Although allocating the bulk of your budget to keywords that drive sales is clearly an effective strategy, too many advertisers target broad campaigns out of fear of missing out on potential customers. In paid search advertising, you go to war with the monthly budget you have, not the budget you want. Use it on keywords that are going to lead to sales.
3. Counter Attack
As mentioned previously, the game of paid search is not a stagnant affair. Search engines are constantly changing the rules, and competitors are constantly changing their strategies. In order to win the Game, advertisers must have a counter attack for the moves made by search engines and competitors.
Google is by far the greatest rule changer of the search engines. The company is constantly releasing products for competitors to utilize in their paid search strategies. The best way to retaliate against competitors’ use of new products is to preemptively strike.
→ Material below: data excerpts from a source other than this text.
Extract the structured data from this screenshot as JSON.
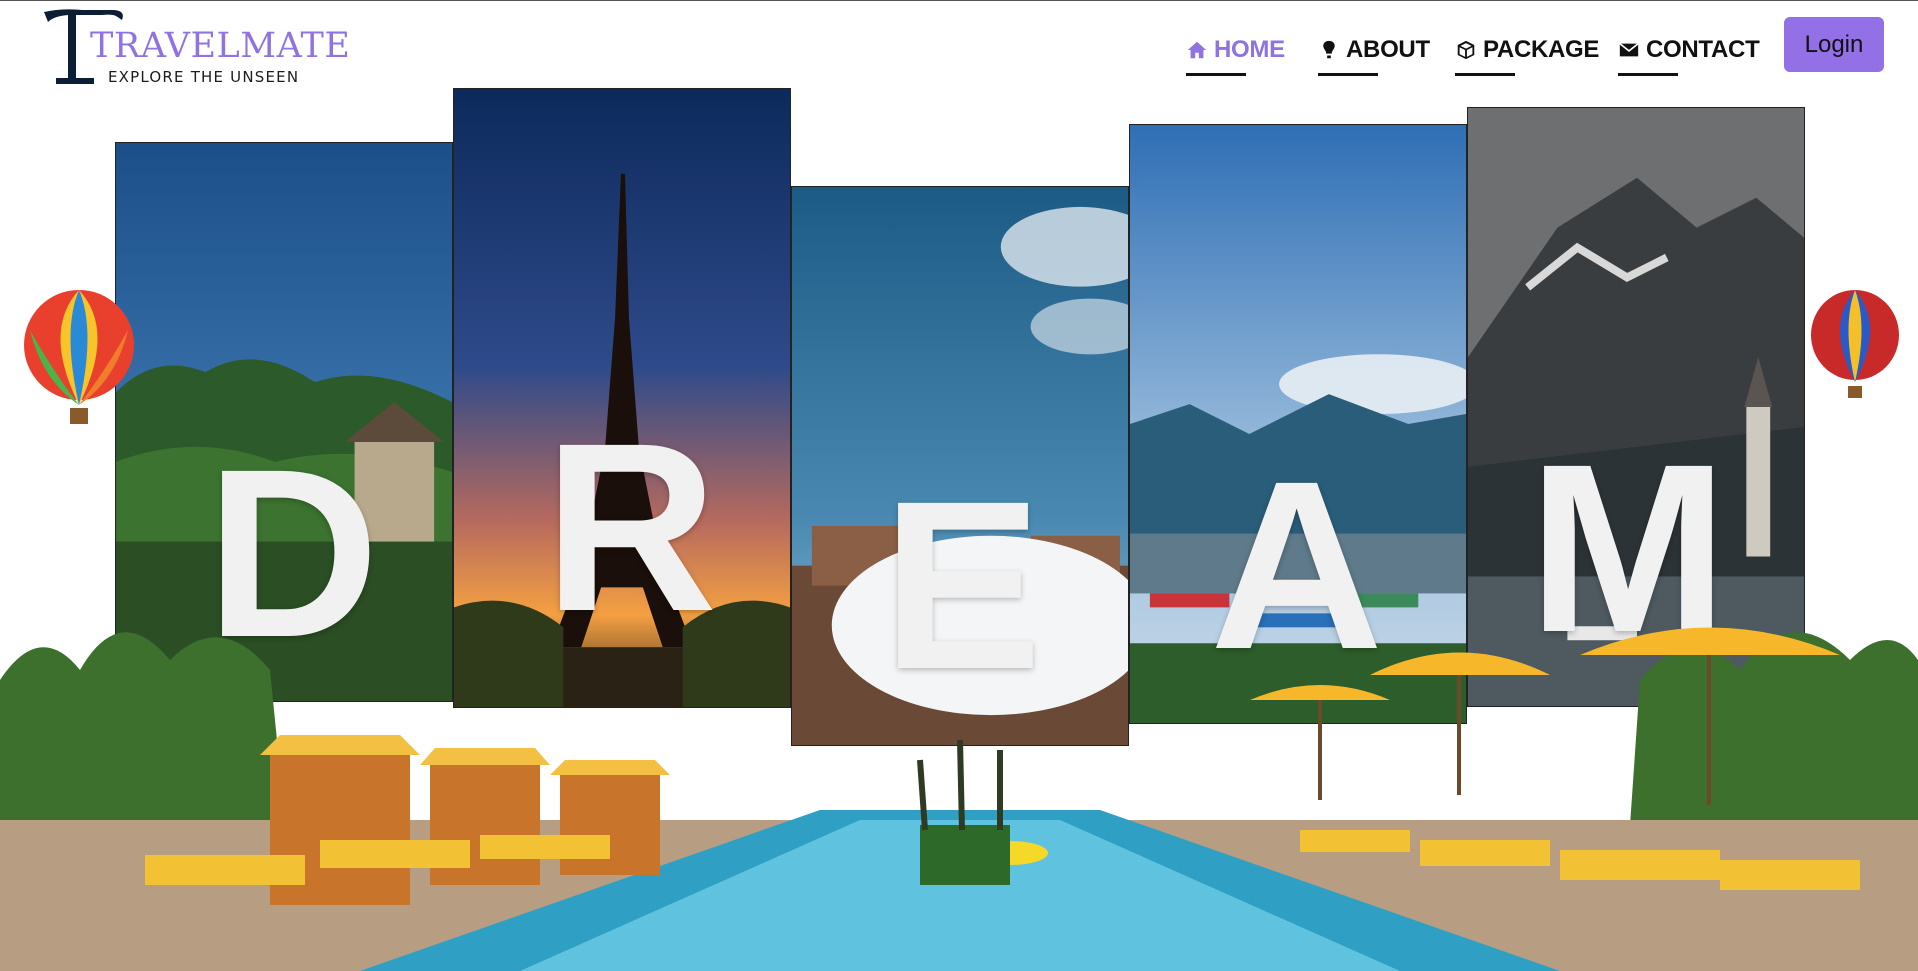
{
  "brand": {
    "name": "TRAVELMATE",
    "tagline": "EXPLORE THE UNSEEN",
    "accent_color": "#8f73e3"
  },
  "nav": {
    "items": [
      {
        "label": "HOME",
        "icon": "home-icon",
        "active": true
      },
      {
        "label": "ABOUT",
        "icon": "bulb-icon",
        "active": false
      },
      {
        "label": "PACKAGE",
        "icon": "box-icon",
        "active": false
      },
      {
        "label": "CONTACT",
        "icon": "envelope-icon",
        "active": false
      }
    ],
    "login_label": "Login",
    "login_color": "#9370e6"
  },
  "hero": {
    "letters": [
      "D",
      "R",
      "E",
      "A",
      "M"
    ],
    "panels": [
      "tropical-temple",
      "eiffel-tower",
      "plaza-sky",
      "lake-boats",
      "alpine-village"
    ]
  }
}
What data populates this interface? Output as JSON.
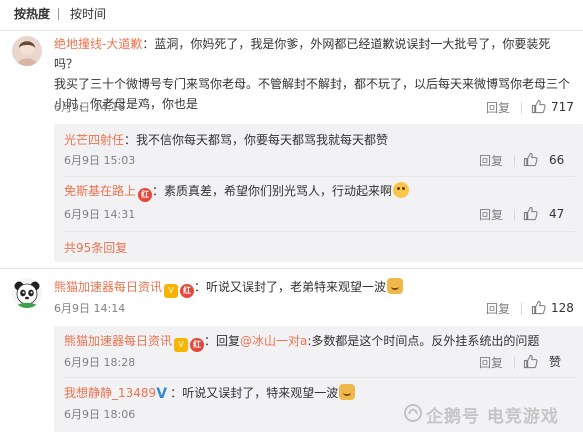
{
  "tabs": {
    "hot": "按热度",
    "time": "按时间"
  },
  "comments": [
    {
      "user": "绝地撞线-大道歉",
      "text_line1": "：蓝洞，你妈死了，我是你爹，外网都已经道歉说误封一大批号了，你要装死吗？",
      "text_line2": "我买了三十个微博号专门来骂你老母。不管解封不解封，都不玩了，以后每天来微博骂你老母三个",
      "text_line3": "小时，你老母是鸡，你也是",
      "date": "6月9日 14:16",
      "reply": "回复",
      "likes": "717",
      "replies": [
        {
          "user": "光芒四射任",
          "text": "：我不信你每天都骂，你要每天都骂我就每天都赞",
          "date": "6月9日 15:03",
          "reply": "回复",
          "likes": "66"
        },
        {
          "user": "免斯基在路上",
          "badge": "红",
          "text": "：素质真差，希望你们别光骂人，行动起来啊",
          "date": "6月9日 14:31",
          "reply": "回复",
          "likes": "47"
        }
      ],
      "more": "共95条回复"
    },
    {
      "user": "熊猫加速器每日资讯",
      "vip": "V",
      "badge": "红",
      "text": "：听说又误封了，老弟特来观望一波",
      "date": "6月9日 14:14",
      "reply": "回复",
      "likes": "128",
      "replies": [
        {
          "user": "熊猫加速器每日资讯",
          "vip": "V",
          "badge": "红",
          "pre": "：回复",
          "mention": "@冰山一对a",
          "text": ":多数都是这个时间点。反外挂系统出的问题",
          "date": "6月9日 18:28",
          "reply": "回复",
          "likes": "赞"
        },
        {
          "user": "我想静静_13489",
          "v": "V",
          "text": "：听说又误封了，特来观望一波",
          "date": "6月9日 18:06",
          "reply": "回复",
          "likes": ""
        }
      ]
    }
  ],
  "watermark": "企鹅号 电竞游戏",
  "colors": {
    "accent": "#eb7350",
    "meta": "#808080",
    "sub_bg": "#f2f2f5"
  }
}
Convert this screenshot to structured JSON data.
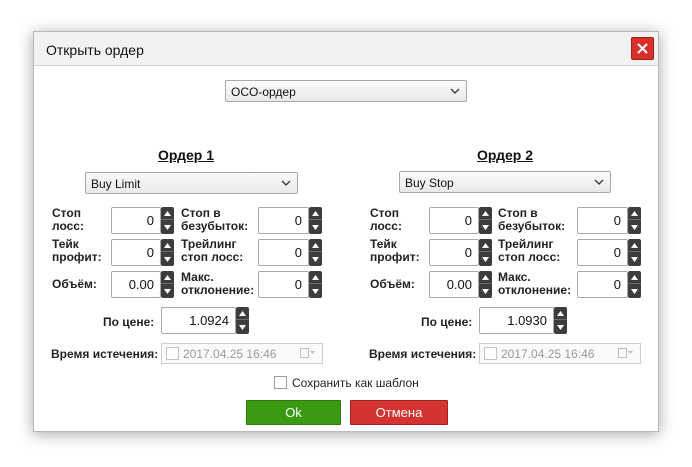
{
  "dialog": {
    "title": "Открыть ордер",
    "close_icon": "close-icon"
  },
  "order_type": {
    "selected": "OCO-ордер"
  },
  "order1": {
    "heading": "Ордер 1",
    "type": "Buy Limit",
    "stop_loss_label": "Стоп лосс:",
    "stop_loss": "0",
    "breakeven_label": "Стоп в безубыток:",
    "breakeven": "0",
    "take_profit_label": "Тейк профит:",
    "take_profit": "0",
    "trailing_label": "Трейлинг стоп лосс:",
    "trailing": "0",
    "volume_label": "Объём:",
    "volume": "0.00",
    "max_dev_label": "Макс. отклонение:",
    "max_dev": "0",
    "price_label": "По цене:",
    "price": "1.0924",
    "expiry_label": "Время истечения:",
    "expiry": "2017.04.25 16:46"
  },
  "order2": {
    "heading": "Ордер 2",
    "type": "Buy Stop",
    "stop_loss_label": "Стоп лосс:",
    "stop_loss": "0",
    "breakeven_label": "Стоп в безубыток:",
    "breakeven": "0",
    "take_profit_label": "Тейк профит:",
    "take_profit": "0",
    "trailing_label": "Трейлинг стоп лосс:",
    "trailing": "0",
    "volume_label": "Объём:",
    "volume": "0.00",
    "max_dev_label": "Макс. отклонение:",
    "max_dev": "0",
    "price_label": "По цене:",
    "price": "1.0930",
    "expiry_label": "Время истечения:",
    "expiry": "2017.04.25 16:46"
  },
  "save_template_label": "Сохранить как шаблон",
  "buttons": {
    "ok": "Ok",
    "cancel": "Отмена"
  },
  "colors": {
    "ok": "#3a9b12",
    "cancel": "#d33432",
    "close": "#d9302c"
  }
}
If you don’t have dedicated AdWords and adCenter reps, pursue them. Once you are working with dedicated reps, regularly ask about new products and the opportunity to join beta programs.
Beta testing new products provides significant advantages: you gain valuable experience with the product and you can capitalize on the period before the product is released to all advertisers. For example, in late 2009, Google began testing Sitelinks in AdText. Google rewarded advertisers who took part in the Sitelinks beta with 4 extra, highly visible links, simultaneously increasing clickthrough rate and lowering cost-per-click – talk about an advantage.
4. Have Fun
All-in-all, winning at paid search is about enjoying the Game. Whether it is spying on competitor ads or running statistical analysis to determine your maximum ROI, strong players in the paid search game enjoy what they are doing. Most everyone enjoys winning, but to win you have to enjoy playing the Game too.